Distilling weights from prompts and responses is even more of a legal grey area. The legal system cannot respond quickly to such technological advancements so things necessarily remain a wild west until technology reaches the asymptotic portion of the curve.
In my view the most interesting thing is, do we really need vast data centers and innumerable GPUs for AGI? In other words, if intelligence is ultimately a function of power input, what is the shape of the curve?
Like you've put, it's still a somewhat gray area, and I personally have nothing against them (or anyone else) using copyrighted content to train models.
I do find it annoying that they're so closed-off about their tech when it's built on the shoulders of openness and other people's hard work.

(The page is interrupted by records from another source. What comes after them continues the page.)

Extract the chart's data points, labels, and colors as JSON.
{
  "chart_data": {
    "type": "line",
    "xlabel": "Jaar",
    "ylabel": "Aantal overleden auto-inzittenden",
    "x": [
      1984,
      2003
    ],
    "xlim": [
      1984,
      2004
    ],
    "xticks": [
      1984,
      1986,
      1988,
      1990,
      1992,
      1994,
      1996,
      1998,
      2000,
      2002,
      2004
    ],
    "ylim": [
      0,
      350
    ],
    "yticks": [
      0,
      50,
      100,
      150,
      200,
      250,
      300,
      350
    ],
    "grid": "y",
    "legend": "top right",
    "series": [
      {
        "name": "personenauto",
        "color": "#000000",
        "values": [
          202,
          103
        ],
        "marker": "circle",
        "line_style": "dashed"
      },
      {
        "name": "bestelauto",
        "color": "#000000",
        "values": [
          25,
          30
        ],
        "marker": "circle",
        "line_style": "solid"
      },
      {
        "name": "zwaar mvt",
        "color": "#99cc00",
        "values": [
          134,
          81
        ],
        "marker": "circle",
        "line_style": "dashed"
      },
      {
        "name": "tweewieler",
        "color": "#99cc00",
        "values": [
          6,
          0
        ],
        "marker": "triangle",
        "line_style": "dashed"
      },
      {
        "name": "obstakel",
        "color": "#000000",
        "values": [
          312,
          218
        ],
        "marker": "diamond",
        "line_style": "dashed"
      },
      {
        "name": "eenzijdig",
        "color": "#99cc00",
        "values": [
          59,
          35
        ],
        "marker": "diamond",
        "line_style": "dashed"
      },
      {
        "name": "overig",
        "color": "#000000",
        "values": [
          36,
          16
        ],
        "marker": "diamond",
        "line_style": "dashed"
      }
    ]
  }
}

And then they turn around and throw Issy fits when someone copies their homework, allegedly.
Actually unless the law changes this is pretty settled territory in US law. All output of AIs are not copyrightable, and are therefore in the public domain. The only legal avenue of attack OpenAi has is Terms of Service violation, which is a much weaker breach then copyright if it is even true.
According to a quick google search, the human body consumes ~145W of power over 24h (eating 3000kcals/day). The brain needs ~20% of that so 29W/day. Much less than our current designs of software & (especially) hardware for AI.
If they actually figured out how to use output of existing models to build model that outperforms them then it's something that brings us closer to singularity than every other development so far.